Lyme disease is a multi-system inflammatory disease caused by the spirochete Borrelia burgdorferi (B. burgdorferi), which is transmitted by the bite of an infected Ixodes tick. Lyme disease is characterized by stages, with the initial stage of the disease presenting the most common clinical manifestation, a rash known as erythema migrans (EM). This rash is characterized by a red, raised, spreading lesion, with an area of clearing resembling a bull's eye. However, in some cases, EM may be overlooked or absent. Fever, malaise, fatigue, headache, muscle aches (myalgia), and joint aches (arthralgia) are also symptoms of early-stage Lyme disease.
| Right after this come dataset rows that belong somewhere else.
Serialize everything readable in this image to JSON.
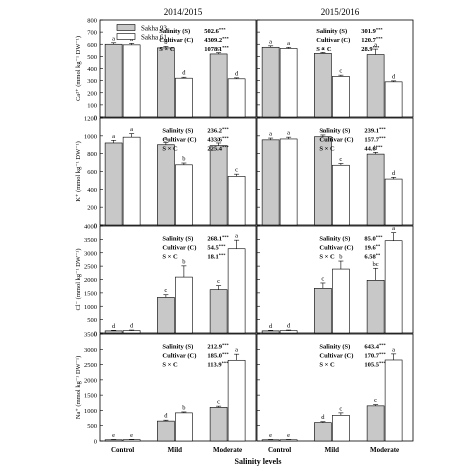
{
  "figure": {
    "column_titles": [
      "2014/2015",
      "2015/2016"
    ],
    "x_axis_title": "Salinity levels",
    "categories": [
      "Control",
      "Mild",
      "Moderate"
    ]
  },
  "legend": {
    "entries": [
      {
        "name": "Sakha 93",
        "color": "#c8c8c8"
      },
      {
        "name": "Sakha 61",
        "color": "#ffffff"
      }
    ]
  },
  "chart_data": [
    {
      "type": "bar",
      "panel": "Ca2+ 2014/2015",
      "ylabel": "Ca²⁺ (mmol kg⁻¹ DW⁻¹)",
      "ylim": [
        0,
        800
      ],
      "yticks": [
        0,
        100,
        200,
        300,
        400,
        500,
        600,
        700,
        800
      ],
      "categories": [
        "Control",
        "Mild",
        "Moderate"
      ],
      "series": [
        {
          "name": "Sakha 93",
          "values": [
            600,
            570,
            520
          ],
          "errors": [
            12,
            12,
            10
          ],
          "letters": [
            "a",
            "b",
            "c"
          ]
        },
        {
          "name": "Sakha 61",
          "values": [
            595,
            320,
            315
          ],
          "errors": [
            12,
            8,
            8
          ],
          "letters": [
            "a",
            "d",
            "d"
          ]
        }
      ],
      "anova": [
        {
          "label": "Salinity (S)",
          "value": "502.6",
          "sig": "***"
        },
        {
          "label": "Cultivar (C)",
          "value": "4309.2",
          "sig": "***"
        },
        {
          "label": "S × C",
          "value": "1078.1",
          "sig": "***"
        }
      ]
    },
    {
      "type": "bar",
      "panel": "Ca2+ 2015/2016",
      "ylabel": "",
      "ylim": [
        0,
        800
      ],
      "yticks": [
        0,
        100,
        200,
        300,
        400,
        500,
        600,
        700,
        800
      ],
      "categories": [
        "Control",
        "Mild",
        "Moderate"
      ],
      "series": [
        {
          "name": "Sakha 93",
          "values": [
            575,
            525,
            515
          ],
          "errors": [
            12,
            8,
            45
          ],
          "letters": [
            "a",
            "a",
            "a"
          ]
        },
        {
          "name": "Sakha 61",
          "values": [
            565,
            335,
            290
          ],
          "errors": [
            10,
            10,
            8
          ],
          "letters": [
            "a",
            "c",
            "d"
          ]
        }
      ],
      "anova": [
        {
          "label": "Salinity (S)",
          "value": "301.9",
          "sig": "***"
        },
        {
          "label": "Cultivar (C)",
          "value": "120.7",
          "sig": "***"
        },
        {
          "label": "S × C",
          "value": "28.9",
          "sig": "***"
        }
      ]
    },
    {
      "type": "bar",
      "panel": "K+ 2014/2015",
      "ylabel": "K⁺ (mmol kg⁻¹ DW⁻¹)",
      "ylim": [
        0,
        1200
      ],
      "yticks": [
        0,
        200,
        400,
        600,
        800,
        1000,
        1200
      ],
      "categories": [
        "Control",
        "Mild",
        "Moderate"
      ],
      "series": [
        {
          "name": "Sakha 93",
          "values": [
            920,
            900,
            890
          ],
          "errors": [
            30,
            25,
            30
          ],
          "letters": [
            "a",
            "a",
            "a"
          ]
        },
        {
          "name": "Sakha 61",
          "values": [
            985,
            675,
            545
          ],
          "errors": [
            40,
            20,
            25
          ],
          "letters": [
            "a",
            "b",
            "c"
          ]
        }
      ],
      "anova": [
        {
          "label": "Salinity (S)",
          "value": "236.2",
          "sig": "***"
        },
        {
          "label": "Cultivar (C)",
          "value": "433.6",
          "sig": "***"
        },
        {
          "label": "S × C",
          "value": "225.4",
          "sig": "***"
        }
      ]
    },
    {
      "type": "bar",
      "panel": "K+ 2015/2016",
      "ylabel": "",
      "ylim": [
        0,
        1200
      ],
      "yticks": [
        0,
        200,
        400,
        600,
        800,
        1000,
        1200
      ],
      "categories": [
        "Control",
        "Mild",
        "Moderate"
      ],
      "series": [
        {
          "name": "Sakha 93",
          "values": [
            955,
            990,
            795
          ],
          "errors": [
            20,
            20,
            20
          ],
          "letters": [
            "a",
            "a",
            "b"
          ]
        },
        {
          "name": "Sakha 61",
          "values": [
            965,
            670,
            515
          ],
          "errors": [
            20,
            20,
            20
          ],
          "letters": [
            "a",
            "c",
            "d"
          ]
        }
      ],
      "anova": [
        {
          "label": "Salinity (S)",
          "value": "239.1",
          "sig": "***"
        },
        {
          "label": "Cultivar (C)",
          "value": "157.7",
          "sig": "***"
        },
        {
          "label": "S × C",
          "value": "44.6",
          "sig": "***"
        }
      ]
    },
    {
      "type": "bar",
      "panel": "Cl- 2014/2015",
      "ylabel": "Cl⁻ (mmol kg⁻¹ DW⁻¹)",
      "ylim": [
        0,
        4000
      ],
      "yticks": [
        0,
        500,
        1000,
        1500,
        2000,
        2500,
        3000,
        3500,
        4000
      ],
      "categories": [
        "Control",
        "Mild",
        "Moderate"
      ],
      "series": [
        {
          "name": "Sakha 93",
          "values": [
            80,
            1330,
            1620
          ],
          "errors": [
            20,
            100,
            150
          ],
          "letters": [
            "d",
            "c",
            "c"
          ]
        },
        {
          "name": "Sakha 61",
          "values": [
            90,
            2090,
            3150
          ],
          "errors": [
            20,
            420,
            320
          ],
          "letters": [
            "d",
            "b",
            "a"
          ]
        }
      ],
      "anova": [
        {
          "label": "Salinity (S)",
          "value": "268.1",
          "sig": "***"
        },
        {
          "label": "Cultivar (C)",
          "value": "54.5",
          "sig": "***"
        },
        {
          "label": "S × C",
          "value": "18.1",
          "sig": "***"
        }
      ]
    },
    {
      "type": "bar",
      "panel": "Cl- 2015/2016",
      "ylabel": "",
      "ylim": [
        0,
        4000
      ],
      "yticks": [
        0,
        500,
        1000,
        1500,
        2000,
        2500,
        3000,
        3500,
        4000
      ],
      "categories": [
        "Control",
        "Mild",
        "Moderate"
      ],
      "series": [
        {
          "name": "Sakha 93",
          "values": [
            80,
            1670,
            1970
          ],
          "errors": [
            20,
            200,
            450
          ],
          "letters": [
            "d",
            "c",
            "bc"
          ]
        },
        {
          "name": "Sakha 61",
          "values": [
            90,
            2390,
            3450
          ],
          "errors": [
            20,
            300,
            300
          ],
          "letters": [
            "d",
            "b",
            "a"
          ]
        }
      ],
      "anova": [
        {
          "label": "Salinity (S)",
          "value": "85.0",
          "sig": "***"
        },
        {
          "label": "Cultivar (C)",
          "value": "19.6",
          "sig": "**"
        },
        {
          "label": "S × C",
          "value": "6.58",
          "sig": "**"
        }
      ]
    },
    {
      "type": "bar",
      "panel": "Na+ 2014/2015",
      "ylabel": "Na⁺ (mmol kg⁻¹ DW⁻¹)",
      "ylim": [
        0,
        3500
      ],
      "yticks": [
        0,
        500,
        1000,
        1500,
        2000,
        2500,
        3000,
        3500
      ],
      "categories": [
        "Control",
        "Mild",
        "Moderate"
      ],
      "series": [
        {
          "name": "Sakha 93",
          "values": [
            40,
            650,
            1100
          ],
          "errors": [
            10,
            30,
            40
          ],
          "letters": [
            "e",
            "d",
            "c"
          ]
        },
        {
          "name": "Sakha 61",
          "values": [
            45,
            920,
            2640
          ],
          "errors": [
            10,
            30,
            200
          ],
          "letters": [
            "e",
            "b",
            "a"
          ]
        }
      ],
      "anova": [
        {
          "label": "Salinity (S)",
          "value": "212.9",
          "sig": "***"
        },
        {
          "label": "Cultivar (C)",
          "value": "185.0",
          "sig": "***"
        },
        {
          "label": "S × C",
          "value": "113.9",
          "sig": "***"
        }
      ]
    },
    {
      "type": "bar",
      "panel": "Na+ 2015/2016",
      "ylabel": "",
      "ylim": [
        0,
        3500
      ],
      "yticks": [
        0,
        500,
        1000,
        1500,
        2000,
        2500,
        3000,
        3500
      ],
      "categories": [
        "Control",
        "Mild",
        "Moderate"
      ],
      "series": [
        {
          "name": "Sakha 93",
          "values": [
            40,
            600,
            1150
          ],
          "errors": [
            10,
            30,
            40
          ],
          "letters": [
            "e",
            "d",
            "c"
          ]
        },
        {
          "name": "Sakha 61",
          "values": [
            40,
            840,
            2650
          ],
          "errors": [
            10,
            80,
            200
          ],
          "letters": [
            "e",
            "c",
            "a"
          ]
        }
      ],
      "anova": [
        {
          "label": "Salinity (S)",
          "value": "643.4",
          "sig": "***"
        },
        {
          "label": "Cultivar (C)",
          "value": "170.7",
          "sig": "***"
        },
        {
          "label": "S × C",
          "value": "105.5",
          "sig": "***"
        }
      ]
    }
  ]
}
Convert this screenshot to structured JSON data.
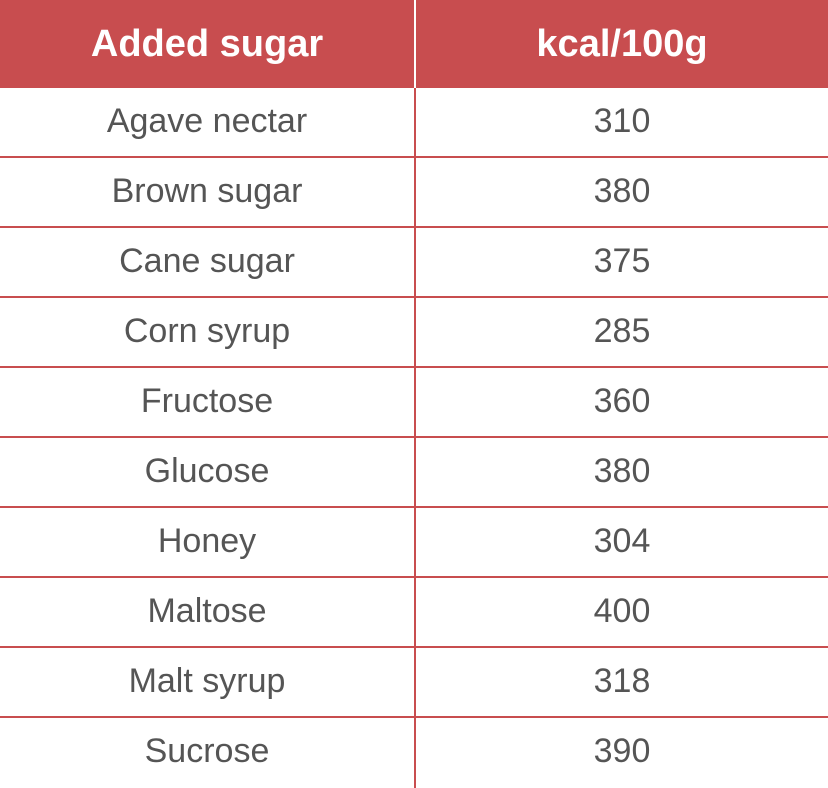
{
  "chart_data": {
    "type": "table",
    "columns": [
      "Added sugar",
      "kcal/100g"
    ],
    "rows": [
      [
        "Agave nectar",
        "310"
      ],
      [
        "Brown sugar",
        "380"
      ],
      [
        "Cane sugar",
        "375"
      ],
      [
        "Corn syrup",
        "285"
      ],
      [
        "Fructose",
        "360"
      ],
      [
        "Glucose",
        "380"
      ],
      [
        "Honey",
        "304"
      ],
      [
        "Maltose",
        "400"
      ],
      [
        "Malt syrup",
        "318"
      ],
      [
        "Sucrose",
        "390"
      ]
    ]
  },
  "colors": {
    "header_bg": "#c84d4f",
    "header_text": "#ffffff",
    "cell_text": "#555555",
    "rule": "#c84d4f"
  }
}
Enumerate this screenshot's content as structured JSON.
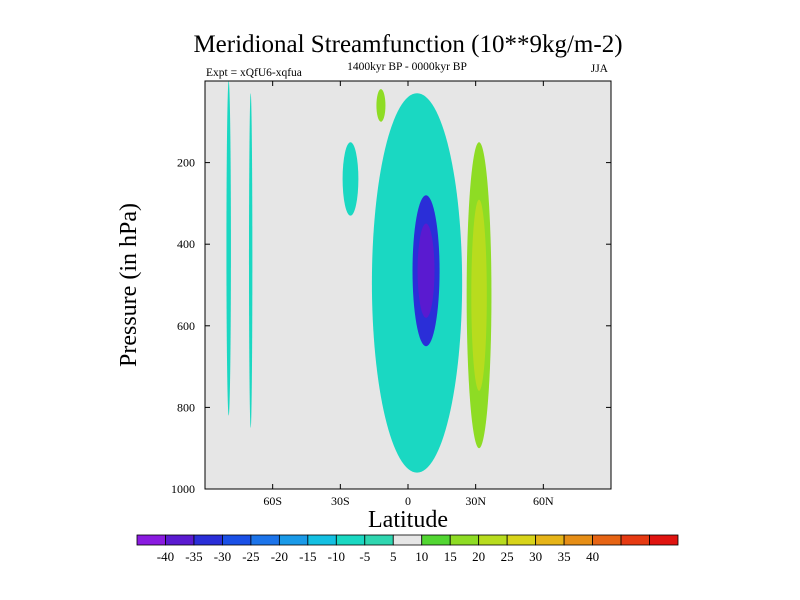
{
  "chart_data": {
    "type": "filled-contour",
    "title": "Meridional Streamfunction (10**9kg/m-2)",
    "subtitle_left": "Expt = xQfU6-xqfua",
    "subtitle_center": "1400kyr BP - 0000kyr BP",
    "subtitle_right": "JJA",
    "xlabel": "Latitude",
    "ylabel": "Pressure (in hPa)",
    "xlim": [
      -90,
      90
    ],
    "ylim": [
      1000,
      0
    ],
    "x_ticks": [
      {
        "value": -60,
        "label": "60S"
      },
      {
        "value": -30,
        "label": "30S"
      },
      {
        "value": 0,
        "label": "0"
      },
      {
        "value": 30,
        "label": "30N"
      },
      {
        "value": 60,
        "label": "60N"
      }
    ],
    "y_ticks": [
      {
        "value": 200,
        "label": "200"
      },
      {
        "value": 400,
        "label": "400"
      },
      {
        "value": 600,
        "label": "600"
      },
      {
        "value": 800,
        "label": "800"
      },
      {
        "value": 1000,
        "label": "1000"
      }
    ],
    "background_color": "#e6e6e6",
    "colorbar": {
      "labels": [
        "-40",
        "-35",
        "-30",
        "-25",
        "-20",
        "-15",
        "-10",
        "-5",
        "5",
        "10",
        "15",
        "20",
        "25",
        "30",
        "35",
        "40"
      ],
      "colors": [
        "#8a1be0",
        "#5a1ad0",
        "#2a2ed8",
        "#1a50e6",
        "#1c74ea",
        "#1a9ae8",
        "#14c0e2",
        "#1ad8c2",
        "#2fd6b0",
        "#e6e6e6",
        "#52d632",
        "#8edc24",
        "#b8dc1e",
        "#d8d41a",
        "#e6b418",
        "#e68e16",
        "#e66414",
        "#e63a12",
        "#e01410"
      ]
    },
    "regions": [
      {
        "name": "sh-high-lat-cell-a",
        "level": -10,
        "lat": [
          -80.5,
          -78.5
        ],
        "p": [
          0,
          820
        ]
      },
      {
        "name": "sh-high-lat-cell-b",
        "level": -10,
        "lat": [
          -70.5,
          -69.0
        ],
        "p": [
          30,
          850
        ]
      },
      {
        "name": "sh-subtropical-patch",
        "level": -10,
        "lat": [
          -29,
          -22
        ],
        "p": [
          150,
          330
        ]
      },
      {
        "name": "tropical-upper-patch",
        "level": 10,
        "lat": [
          -14,
          -10
        ],
        "p": [
          20,
          100
        ]
      },
      {
        "name": "hadley-cell-outer",
        "level": -10,
        "lat": [
          -16,
          24
        ],
        "p": [
          30,
          960
        ]
      },
      {
        "name": "hadley-cell-core",
        "level": -35,
        "lat": [
          2,
          14
        ],
        "p": [
          280,
          650
        ],
        "min_value": -40
      },
      {
        "name": "nh-positive-cell",
        "level": 10,
        "lat": [
          26,
          37
        ],
        "p": [
          150,
          900
        ],
        "max_value": 15
      }
    ]
  }
}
A clinical finding of EM is indicative of Lyme disease. For individuals who do not present with EM and exhibit other non-specific clinical manifestations consistent with Lyme disease, positive serologic assays are used for diagnosis. A confirmed history of Ixodes exposure in an endemic area for Lyme disease may assist but does not establish the diagnosis.
The second stage of Lyme disease involves the dissemination of the spirochete to other body systems. Early manifestations of this dissemination may include lymphocytic meningitis, facial palsy, painful radiculoneuritis, atrioventricular nodal block, or migratory musculoskeletal pain. Latent Lyme disease symptoms are manifest months to years after infection by B. burgdorferi. These may include intermittent oligoarthritis (usually of the knee joint), chronic encephalopathy, spinal pain, or distal paresthesias.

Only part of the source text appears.